I don’t think Paul is saying the same thing as me. My wording was bad, sorry.
When I said “the AIs that everyone is using and everyone is talking about”, I should have said “the AIs that are receiving a very large share of overall attention and investment by the ML research community”. (I just went back and edited the original.)
As of today (2022), large language models are “the AIs that are receiving a very large share of overall attention and investment by the ML research community”. But they are not having a “large impact on the world” by Paul’s definition. For example, the current contribution of large language models to global GDP is ≈0%.
The question of whether an AI approach is “receiving a very large share of overall attention and investment by the ML research community” is very important because:
if yes, we expect low-hanging fruit to be rapidly picked, after which we expect incremental smaller advances perpetually, and we expect state-of-the-art models to be using roughly the maximum amount of compute that is at all possible to use.
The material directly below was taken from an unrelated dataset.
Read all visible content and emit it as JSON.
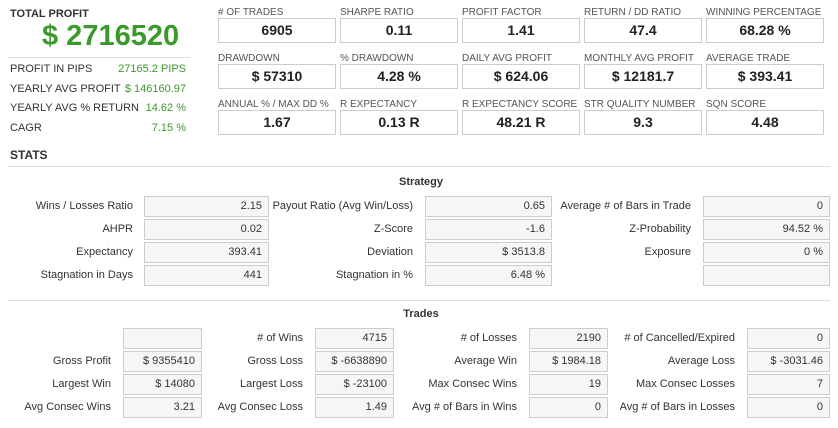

if no (i.e. if an AI approach is comparatively a bit of a backwater, like say model-based RL or probabilistic programming today), we should be less surprised by (for example) a flurry of very impactful advances within a short period of time, while most people aren’t paying attention, and then bam, we have a recipe for a superhuman AGI that can be trained on a university GPU cluster.
Ok I see what you mean, thanks for clarifying.
I suspect that LLMs are going to be put to more and more practical use in the near future. I just did a search on “AI and legal briefs” and came up with ads and articles about “prediction based” systems to help lawyers prepare legal briefs. I assume “prediction based” means LLM.